Bir giyim mağazası açmak, kimilerine basit bir iş gibi gelebilir. Ancak, mal alımından, satış taktiklerine; moda trendlerini yakalamaktan, kaliteli personel bulmaya; muhasebe standartlarını yerleştirmekten, günlük giderleri azaltmaya; belediye ve vergi görevlileriyle uğraşmaktan mağaza yeri seçimine kadar ilgilenmeniz gereken çok iş var.
Burada, günlük sorunlardan çok, bazı taktiklerden söz edeceğim:
- İster, belli bir markanın ürünlerini satın(franchising); ister, mevcut bir mağazayı devralın; ister, sıfırdan başlayın; yapacağınız ilk iş satacağınız ürünü ve hedef kitlenizi belirlemek olacaktır.
- Bu belirlemeleri yaparken aynı anda mağazanızın yerine de karar vermeniz gerekecektir. Son zamanlarda sayısı artan alışveriş merkezlerinde (AVM) açılan mağazalar, yeni işyeri açacaklar için en önemli rakipleri oluşturuyor. Mağazanızın yeri o denli önemlidir ki, iyi seçimin yapıldığı yerlerde, ne satılsa kâr edilir. Öte yandan, ihtiyacınızın üstünde bir mağaza kiralamak, bir zarar kapısıdır.
- AVM’lerde dükkân kiraları yüksektir. Hangi AVM’de yer alabileceğinizi, o AVM’deki diğer dükkânlara bakarak belirlersiniz. Bir AVM’ye müşteri çekecek olan dükkân, o bölgede pek bulunmayan büyük bir mağaza ve ihtisas mağazalarıdır. Bu mağazalara, “anchor” adı verilir. Örneğin, Sapphire AVM’de çok yüksek ferah tavanlar ve en yakın metro bağlantısı olmasına rağmen, müşteri çekecek büyük birkaç mağaza ve başka yerlerde bulunmayan ihtisas mağazaları olmadığı için, bu AVM gelişememiştir. Ankara’daki Karum AVM’nin sorunu da aynı.

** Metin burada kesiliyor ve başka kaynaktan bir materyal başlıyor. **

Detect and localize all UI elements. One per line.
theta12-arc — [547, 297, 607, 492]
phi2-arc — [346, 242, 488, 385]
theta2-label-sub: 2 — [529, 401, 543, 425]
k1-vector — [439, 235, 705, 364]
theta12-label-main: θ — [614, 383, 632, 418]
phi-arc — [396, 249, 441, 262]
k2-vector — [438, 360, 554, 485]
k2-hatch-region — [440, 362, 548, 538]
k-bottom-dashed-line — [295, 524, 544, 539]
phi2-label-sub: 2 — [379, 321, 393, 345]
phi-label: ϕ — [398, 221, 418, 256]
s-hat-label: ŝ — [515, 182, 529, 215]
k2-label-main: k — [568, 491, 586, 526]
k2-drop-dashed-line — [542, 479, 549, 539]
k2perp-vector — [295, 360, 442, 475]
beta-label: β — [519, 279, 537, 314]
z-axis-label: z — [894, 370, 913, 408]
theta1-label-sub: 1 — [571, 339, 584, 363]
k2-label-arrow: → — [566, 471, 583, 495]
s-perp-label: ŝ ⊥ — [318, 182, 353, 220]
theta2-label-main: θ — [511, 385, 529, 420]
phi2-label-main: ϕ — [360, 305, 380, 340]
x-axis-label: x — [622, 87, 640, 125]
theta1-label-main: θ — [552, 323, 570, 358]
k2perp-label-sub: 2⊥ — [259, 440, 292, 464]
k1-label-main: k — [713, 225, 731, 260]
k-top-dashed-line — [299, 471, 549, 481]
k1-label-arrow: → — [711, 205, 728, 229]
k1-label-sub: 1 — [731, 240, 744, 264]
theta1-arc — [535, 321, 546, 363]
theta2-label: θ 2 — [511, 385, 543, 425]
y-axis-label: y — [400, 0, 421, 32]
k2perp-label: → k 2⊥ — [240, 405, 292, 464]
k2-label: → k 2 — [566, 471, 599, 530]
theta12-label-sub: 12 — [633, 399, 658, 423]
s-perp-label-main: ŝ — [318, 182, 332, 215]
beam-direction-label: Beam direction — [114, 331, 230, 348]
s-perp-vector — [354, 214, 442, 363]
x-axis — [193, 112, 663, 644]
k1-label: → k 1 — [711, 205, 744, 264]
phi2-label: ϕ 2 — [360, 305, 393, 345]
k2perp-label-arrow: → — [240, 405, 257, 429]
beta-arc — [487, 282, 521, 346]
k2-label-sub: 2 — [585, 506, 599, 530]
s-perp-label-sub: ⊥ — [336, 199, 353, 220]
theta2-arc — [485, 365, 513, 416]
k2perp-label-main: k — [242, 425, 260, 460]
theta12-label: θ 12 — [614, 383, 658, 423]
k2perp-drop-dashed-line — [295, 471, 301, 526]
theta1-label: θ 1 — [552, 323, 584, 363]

- Zaman içinde, kazancınızı katlamak için, kendi markanızı yaratmanız gerekecektir. Giysi etiketlerine markanızı yazmadan önce, alışveriş poşetlerine, faturalara, iş kartlarınıza vs. markanızı işleyerek işe başlamak gerekir.
- Aniden meşhur olup, çabucak popülerliğini yitiren mallara “fad” adı verilir. Bu trend dikkatle izlenmelidir.
- Mağazanızdan, müşterilerin ve çalışanların mal aşırması, muhasebe hataları nedeniyle zarar oluşması kaçınılmazdır. Bu zararlar, % 5’i aşmamalıdır.
- Malların perakende fiyatlarının belirlenmesinde çeşitli metotlar var. Bunlardan biri, toptancının önceden perakende fiyatını belirlemesidir. Başlarda, toptan fiyatını ikiye katlayarak, perakende fiyatı belirleyebilirsiniz. Buna “keystoning” deniliyor. Daha sonra, satış sağlanıncaya kadar tek tek malların veya bir bölüm malın fiyatı indirilir.
- İyi müşteri ilişkisi kurulması, rakip firmaların izlenmesi, muhasebe kayıtları ve resmi evrakın düzenli tutulması, dükkân ve marka imajının oluşturulması şarttır.
- Satılan malın yerine yenilerini koyabilmeniz için bir deponuz bulunacaktır. Deponuzda gereğinden fazla satılamamış mal bulundurmak sizi zarara sürükler. Ne mağazanızı boş tutacaksınız ne de satamayacağınız malı alacaksınız. Bu nedenle, toptancınızla iyi ilişkiler içinde olmalısınız.
- Bu işi bilenler şu prensipleri koyuyorlar: İyi seçilmiş bir mağaza yeri, çok ve tercih edilen mal çeşidi, müşterilerle kolay iletişim kurabilen satış elemanları ve mağazanın özel ve farklı imajı olması.
- Elinizde bol miktarda olmayan malın reklamını yapmayın. Mağazanızın bir rafını, nispeten ucuz mal sattığınız “promosyon” ürünlerine ayırın.
- İlk fırsatta internet üzerinden satışa başlayın.
- Müşterilerinize ulaştıracağınız indirim kuponları sayesinde kolay müşteri çekebilirsiniz.